Every piece of jewelry tells a story…and behind that beautiful piece of art is the story of the designer. We recently sat down with the designer of one of our newest collections, Adel Chefridi, where we had the chance to learn about his inspirations and the future of the collection.
Q. Your heritage has influenced your design ethics, how has your heritage also influenced the business you have built?
A. The fascinating thing about Carthage, where I grew up, is that it had the most influential port in the Mediterranean at the time. To this day, you might find artifacts from many other places around that sea. Traders while exchanging goods, they also connected cultures and traded stories and experiences. I love the idea that people can feel the subtle difference in culture and aesthetics in my work. It feels like I’m taking them in a little dive into a different time and space.
Q. Your signature design is centered around simple symbols, etching and engraving. How does this technique speak to you and what do you want it to say to those who see your special jewelry pieces?
A. Lines and dots are some of the oldest and most simple expressive vocabulary human beings used anywhere in the world. Somehow the most mysterious hides in the most simple. We gravitate (at least some of us) toward symbols and signs that speak to our capacity to feel more than to our capacity to understand. There is great wisdom in subtlety.
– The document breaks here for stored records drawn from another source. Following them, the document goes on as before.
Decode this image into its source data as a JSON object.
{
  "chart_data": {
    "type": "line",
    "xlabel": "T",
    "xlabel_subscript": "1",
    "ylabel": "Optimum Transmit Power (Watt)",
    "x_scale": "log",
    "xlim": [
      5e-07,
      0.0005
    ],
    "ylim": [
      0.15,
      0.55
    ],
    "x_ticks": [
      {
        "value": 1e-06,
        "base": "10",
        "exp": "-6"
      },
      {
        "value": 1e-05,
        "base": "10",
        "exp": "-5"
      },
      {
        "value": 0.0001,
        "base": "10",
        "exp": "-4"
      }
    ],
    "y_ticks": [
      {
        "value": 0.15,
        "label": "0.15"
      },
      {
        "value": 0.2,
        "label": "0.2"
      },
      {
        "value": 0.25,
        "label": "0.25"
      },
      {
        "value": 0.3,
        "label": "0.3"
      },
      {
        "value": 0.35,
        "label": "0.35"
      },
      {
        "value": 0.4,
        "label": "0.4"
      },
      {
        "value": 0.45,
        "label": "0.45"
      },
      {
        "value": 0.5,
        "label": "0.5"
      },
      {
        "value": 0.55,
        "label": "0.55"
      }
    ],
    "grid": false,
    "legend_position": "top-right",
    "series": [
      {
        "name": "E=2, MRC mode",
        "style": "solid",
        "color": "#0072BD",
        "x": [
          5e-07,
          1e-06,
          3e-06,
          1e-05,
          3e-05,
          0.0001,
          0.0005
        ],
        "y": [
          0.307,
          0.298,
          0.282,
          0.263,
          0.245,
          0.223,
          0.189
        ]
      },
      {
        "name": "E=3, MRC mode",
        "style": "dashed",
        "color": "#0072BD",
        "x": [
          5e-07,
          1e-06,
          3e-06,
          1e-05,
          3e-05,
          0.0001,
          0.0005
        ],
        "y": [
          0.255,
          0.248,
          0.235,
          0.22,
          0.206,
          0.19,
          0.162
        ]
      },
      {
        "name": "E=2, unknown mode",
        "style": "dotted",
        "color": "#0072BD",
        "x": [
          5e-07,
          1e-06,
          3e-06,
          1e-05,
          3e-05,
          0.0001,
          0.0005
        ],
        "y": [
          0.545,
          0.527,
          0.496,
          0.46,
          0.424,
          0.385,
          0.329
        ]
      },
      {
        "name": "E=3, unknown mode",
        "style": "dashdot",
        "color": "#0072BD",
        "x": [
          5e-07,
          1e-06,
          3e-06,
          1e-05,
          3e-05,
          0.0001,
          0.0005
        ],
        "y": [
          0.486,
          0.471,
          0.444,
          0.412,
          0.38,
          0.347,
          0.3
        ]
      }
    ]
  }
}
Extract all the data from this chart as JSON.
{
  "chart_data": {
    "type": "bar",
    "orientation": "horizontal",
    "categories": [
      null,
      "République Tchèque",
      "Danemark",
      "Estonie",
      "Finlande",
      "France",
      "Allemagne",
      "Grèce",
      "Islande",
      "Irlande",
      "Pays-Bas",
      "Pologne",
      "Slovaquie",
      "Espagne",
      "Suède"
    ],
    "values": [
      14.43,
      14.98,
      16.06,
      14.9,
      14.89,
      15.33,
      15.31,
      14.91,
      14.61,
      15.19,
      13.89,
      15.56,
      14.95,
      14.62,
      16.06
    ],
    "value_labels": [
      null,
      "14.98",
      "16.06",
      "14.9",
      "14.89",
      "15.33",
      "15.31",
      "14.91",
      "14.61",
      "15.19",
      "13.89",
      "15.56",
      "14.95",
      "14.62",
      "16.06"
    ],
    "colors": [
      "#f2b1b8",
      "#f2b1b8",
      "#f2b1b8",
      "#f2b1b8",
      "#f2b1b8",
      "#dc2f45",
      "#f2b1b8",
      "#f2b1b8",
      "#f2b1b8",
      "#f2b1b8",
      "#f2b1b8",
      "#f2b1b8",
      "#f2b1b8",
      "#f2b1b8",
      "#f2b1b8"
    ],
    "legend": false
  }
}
Q. You speak to beauty and how it impacts your designs, explain why this is important to you in your work?
A. I strongly believe that we are Heart centered beings. Our capacity to love is what makes us most whole and at ease with ourselves and with the world around us. Beauty is the language the heart understands, and wherever there is beauty, the heart follows naturally without effort.
Q. You have two studios, one in Rhinebeck, NY and a sister studio in Tunis, and your family is fully involved in your jewelry business. How does that make you feel and what kind of positive influence does this have on building your brand?
A. It feels like a complete circle, a balanced relationship. The “Atelier” in Tunis is as important to me as the studio here. Being able to connect the two and create a cooperation and a flow between the two places is the most rewarding experience.
Q. Where will you go next for inspiration? What design influences would you like to explore next?
A. I’d like to know myself! I usually approach this from a place of feelings rather than thoughts. Some shapes or lines start coming out usually in a very clumsy way and I try to stay with them until they start making some Aesthetic sense. I can’t do it on my own, I try to work with the studio to fully explore any new direction.
I seem to bounce between two places, primitive, earthy very simple basic expressions and a very refined, almost angelic images. It’s usually the place in between that wins.
Q. Your pieces have a romance to them, is that an important to you and why?
A. I think that romance is part of who we are as human beings, not an acquired quality. If we relax enough to let our guards down we’ll see that everything around us is in a way flirting with us and asking us to fall in love.
Q. Describe the consumer you design for?
An irrational worshipper of beauty with constant thirst for meaningfulness beyond words.
Q. You are a responsible company, supporting mercury-free mining initiatives, as a member of the Advisory Board of Ethical Metalsmiths and you are committed to working only with ethical suppliers, sourcing all-natural gemstones. What does this mean to you as a business owner?
A. I can’t believe that I’m fortunate enough to have a job where I can play with the most amazingly beautiful objects on earth, assembling them for people to adorn themselves and see their own beauty through them. Anything we can do to stay as close to the natural beauty as possible will only feel great.I hope we can eliminate any possibility of harming people or the environment while doing what we love most.